Le ministère de la justice précise dans une réponse du 5 août 2010 à la question d'un député, qu'aucun élément n'indique que l'application par les cours administratives d'appel, en matière fiscale, de l'article L.521-1 du code de justice administrative, sous le contrôle du Conseil d'État, soit excessivement restrictive. Leurs ordonnances dans ce domaine donnent lieu à un taux de satisfaction qui oscille entre 9 % et 20 % depuis 2003 et s'est élevé en moyenne à 12,9 % au cours des cinq dernières armées. Ce taux correspond à la moyenne observée, au niveau national, sur l'ensemble des décisions de fond des cours administratives d'appel, dont 15 % infirment les jugements des TA frappés d'appel.

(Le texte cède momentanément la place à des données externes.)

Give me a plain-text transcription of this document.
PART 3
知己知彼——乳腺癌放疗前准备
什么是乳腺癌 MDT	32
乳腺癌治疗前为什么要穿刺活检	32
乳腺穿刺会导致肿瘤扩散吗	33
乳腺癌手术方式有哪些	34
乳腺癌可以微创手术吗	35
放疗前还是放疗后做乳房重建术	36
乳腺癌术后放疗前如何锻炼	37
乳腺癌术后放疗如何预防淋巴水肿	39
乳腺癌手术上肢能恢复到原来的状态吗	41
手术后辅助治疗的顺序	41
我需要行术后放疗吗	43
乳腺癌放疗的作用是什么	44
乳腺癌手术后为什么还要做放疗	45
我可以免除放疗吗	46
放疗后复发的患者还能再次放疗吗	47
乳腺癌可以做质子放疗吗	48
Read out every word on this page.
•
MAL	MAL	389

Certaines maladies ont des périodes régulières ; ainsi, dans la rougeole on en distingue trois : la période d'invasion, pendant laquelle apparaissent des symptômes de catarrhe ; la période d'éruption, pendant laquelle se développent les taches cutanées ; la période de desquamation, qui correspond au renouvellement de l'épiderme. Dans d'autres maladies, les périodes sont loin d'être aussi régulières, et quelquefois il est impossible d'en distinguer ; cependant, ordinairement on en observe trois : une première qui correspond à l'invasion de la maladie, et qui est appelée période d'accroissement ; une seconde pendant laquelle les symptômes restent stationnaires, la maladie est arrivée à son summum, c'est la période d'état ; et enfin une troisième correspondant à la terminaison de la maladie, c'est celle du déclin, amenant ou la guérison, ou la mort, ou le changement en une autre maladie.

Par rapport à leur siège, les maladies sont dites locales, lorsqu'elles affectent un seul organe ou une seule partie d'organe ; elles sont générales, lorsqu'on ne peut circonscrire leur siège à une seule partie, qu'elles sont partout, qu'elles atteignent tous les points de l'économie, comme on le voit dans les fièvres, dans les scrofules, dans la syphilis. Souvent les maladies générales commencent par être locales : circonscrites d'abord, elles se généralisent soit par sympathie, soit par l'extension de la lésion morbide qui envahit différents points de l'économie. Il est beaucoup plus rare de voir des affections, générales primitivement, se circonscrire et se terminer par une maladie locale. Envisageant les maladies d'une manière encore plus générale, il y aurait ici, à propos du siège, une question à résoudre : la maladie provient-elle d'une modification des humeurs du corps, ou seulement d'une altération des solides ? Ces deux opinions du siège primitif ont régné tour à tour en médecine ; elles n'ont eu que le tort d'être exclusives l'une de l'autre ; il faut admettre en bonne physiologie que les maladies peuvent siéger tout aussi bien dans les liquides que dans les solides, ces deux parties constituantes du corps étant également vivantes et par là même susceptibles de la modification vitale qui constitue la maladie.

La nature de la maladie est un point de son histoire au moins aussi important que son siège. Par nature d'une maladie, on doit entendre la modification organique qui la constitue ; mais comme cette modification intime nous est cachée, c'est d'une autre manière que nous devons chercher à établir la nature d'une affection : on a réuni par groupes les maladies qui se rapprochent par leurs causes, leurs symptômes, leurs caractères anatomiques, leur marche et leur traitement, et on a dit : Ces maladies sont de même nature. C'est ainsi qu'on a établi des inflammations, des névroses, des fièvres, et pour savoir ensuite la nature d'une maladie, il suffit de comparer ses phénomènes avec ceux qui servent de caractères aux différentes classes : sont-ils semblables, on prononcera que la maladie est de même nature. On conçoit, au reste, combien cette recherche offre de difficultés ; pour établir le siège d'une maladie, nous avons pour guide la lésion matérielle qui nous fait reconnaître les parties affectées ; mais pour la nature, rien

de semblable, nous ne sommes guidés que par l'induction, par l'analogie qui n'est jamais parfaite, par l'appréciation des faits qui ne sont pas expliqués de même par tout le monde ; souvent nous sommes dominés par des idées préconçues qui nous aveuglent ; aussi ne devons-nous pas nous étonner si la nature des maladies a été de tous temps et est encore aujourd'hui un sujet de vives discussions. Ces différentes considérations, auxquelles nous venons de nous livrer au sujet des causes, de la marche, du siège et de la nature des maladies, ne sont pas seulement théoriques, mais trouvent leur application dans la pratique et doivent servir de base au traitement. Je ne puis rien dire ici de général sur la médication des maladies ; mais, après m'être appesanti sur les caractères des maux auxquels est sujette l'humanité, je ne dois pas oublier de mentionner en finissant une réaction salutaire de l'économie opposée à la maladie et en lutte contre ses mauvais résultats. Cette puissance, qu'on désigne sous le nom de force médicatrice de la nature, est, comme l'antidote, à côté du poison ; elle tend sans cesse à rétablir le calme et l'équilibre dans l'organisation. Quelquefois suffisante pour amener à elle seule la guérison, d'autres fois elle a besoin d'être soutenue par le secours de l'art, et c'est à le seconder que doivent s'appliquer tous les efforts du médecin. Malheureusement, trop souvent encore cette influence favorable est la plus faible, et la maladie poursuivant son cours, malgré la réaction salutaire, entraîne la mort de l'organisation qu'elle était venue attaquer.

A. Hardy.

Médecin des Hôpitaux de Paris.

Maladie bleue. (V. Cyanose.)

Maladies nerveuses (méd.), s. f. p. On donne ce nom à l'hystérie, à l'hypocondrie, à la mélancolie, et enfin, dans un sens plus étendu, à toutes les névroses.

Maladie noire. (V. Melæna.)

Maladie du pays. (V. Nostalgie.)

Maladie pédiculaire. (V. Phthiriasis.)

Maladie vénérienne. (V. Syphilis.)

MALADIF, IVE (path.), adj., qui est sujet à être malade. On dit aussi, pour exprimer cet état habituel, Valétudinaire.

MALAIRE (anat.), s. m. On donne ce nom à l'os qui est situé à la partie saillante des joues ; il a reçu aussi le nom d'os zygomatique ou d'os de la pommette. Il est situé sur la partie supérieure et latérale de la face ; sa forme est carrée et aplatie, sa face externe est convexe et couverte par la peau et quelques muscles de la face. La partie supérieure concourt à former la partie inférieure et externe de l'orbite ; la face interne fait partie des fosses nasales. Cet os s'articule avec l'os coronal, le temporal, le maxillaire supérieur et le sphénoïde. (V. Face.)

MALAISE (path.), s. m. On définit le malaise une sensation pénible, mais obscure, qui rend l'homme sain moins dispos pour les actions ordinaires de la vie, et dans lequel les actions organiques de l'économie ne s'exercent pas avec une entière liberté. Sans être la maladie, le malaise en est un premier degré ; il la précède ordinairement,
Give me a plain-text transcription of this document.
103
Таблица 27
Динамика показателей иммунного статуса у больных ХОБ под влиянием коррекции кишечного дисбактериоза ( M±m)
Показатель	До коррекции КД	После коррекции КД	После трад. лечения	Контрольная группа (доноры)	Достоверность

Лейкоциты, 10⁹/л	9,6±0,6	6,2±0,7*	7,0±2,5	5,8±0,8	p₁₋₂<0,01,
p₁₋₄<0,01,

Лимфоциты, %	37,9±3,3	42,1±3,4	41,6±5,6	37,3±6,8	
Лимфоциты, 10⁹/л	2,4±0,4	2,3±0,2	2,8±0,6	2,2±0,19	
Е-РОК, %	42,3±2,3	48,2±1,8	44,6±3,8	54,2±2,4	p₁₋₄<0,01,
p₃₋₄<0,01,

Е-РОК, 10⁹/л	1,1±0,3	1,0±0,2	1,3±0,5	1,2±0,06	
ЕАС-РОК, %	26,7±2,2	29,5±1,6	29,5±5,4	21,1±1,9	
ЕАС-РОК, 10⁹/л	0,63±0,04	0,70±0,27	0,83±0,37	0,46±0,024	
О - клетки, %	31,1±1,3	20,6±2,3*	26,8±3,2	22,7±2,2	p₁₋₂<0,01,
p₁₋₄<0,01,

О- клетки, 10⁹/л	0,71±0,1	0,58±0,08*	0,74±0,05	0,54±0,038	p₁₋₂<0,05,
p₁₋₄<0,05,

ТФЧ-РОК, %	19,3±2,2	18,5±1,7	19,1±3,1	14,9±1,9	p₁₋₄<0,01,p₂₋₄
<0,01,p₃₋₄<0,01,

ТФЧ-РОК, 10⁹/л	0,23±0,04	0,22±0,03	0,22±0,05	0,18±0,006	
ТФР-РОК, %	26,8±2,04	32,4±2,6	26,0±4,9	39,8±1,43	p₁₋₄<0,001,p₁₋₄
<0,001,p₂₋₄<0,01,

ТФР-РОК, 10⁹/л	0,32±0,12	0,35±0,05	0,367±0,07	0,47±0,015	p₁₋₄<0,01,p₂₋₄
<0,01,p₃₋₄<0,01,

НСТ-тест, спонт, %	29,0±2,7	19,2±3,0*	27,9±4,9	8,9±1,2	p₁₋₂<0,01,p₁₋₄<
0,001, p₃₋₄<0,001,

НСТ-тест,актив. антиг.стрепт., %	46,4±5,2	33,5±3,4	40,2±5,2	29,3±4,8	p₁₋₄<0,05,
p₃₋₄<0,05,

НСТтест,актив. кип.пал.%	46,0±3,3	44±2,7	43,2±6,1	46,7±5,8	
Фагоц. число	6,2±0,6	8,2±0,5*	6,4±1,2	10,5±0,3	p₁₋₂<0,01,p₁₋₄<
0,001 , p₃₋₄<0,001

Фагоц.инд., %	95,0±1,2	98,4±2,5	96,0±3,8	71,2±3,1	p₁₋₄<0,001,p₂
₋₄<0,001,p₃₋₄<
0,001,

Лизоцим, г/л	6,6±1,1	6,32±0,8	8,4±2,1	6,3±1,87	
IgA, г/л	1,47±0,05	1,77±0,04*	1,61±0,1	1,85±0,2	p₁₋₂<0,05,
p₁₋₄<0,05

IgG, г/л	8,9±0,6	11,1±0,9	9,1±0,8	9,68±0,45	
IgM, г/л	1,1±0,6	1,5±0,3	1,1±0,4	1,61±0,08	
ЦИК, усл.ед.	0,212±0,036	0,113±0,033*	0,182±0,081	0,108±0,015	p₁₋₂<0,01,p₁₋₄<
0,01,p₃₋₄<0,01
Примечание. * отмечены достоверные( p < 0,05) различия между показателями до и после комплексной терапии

Le rejet définitif d'un recours indemnitaire formé par les requérants, à la suite du décès de leur fils survenu quelques jours après sa naissance, contre le centre hospitalier régional et universitaire, n'est pas, par lui-même, de nature à priver d'utilité une mesure d'expertise médicale ordonnée ensuite par le juge des référés, dans la mesure où le rejet du recours n'a pas pour effet de priver les requérants de la possibilité de saisir la Commission régionale de conciliation et d'indemnisation des accidents médicaux, des affections iatrogènes et des infections nosocomiales (CRCI).
Un délai dit de « Stand still » d'au moins seize jours, réduit à onze jours en cas de transmission électronique, qui doit être respecté entre la date d'envoi de la notification aux candidats évincés et la date de conclusion du marché public n'est pas applicable aux marchés passés, selon une procédure adaptée (MAPA).Toutefois par voie de conséquence, faute pour le pouvoir adjudicateur d'avoir fait le choix d'informer les entreprises candidates non retenues du rejet de leur offre et d'avoir ensuite respecté un délai raisonnable entre la notification de cette décision et la signature du marché, la société candidate évincée est recevable à saisir le juge du référé contractuel.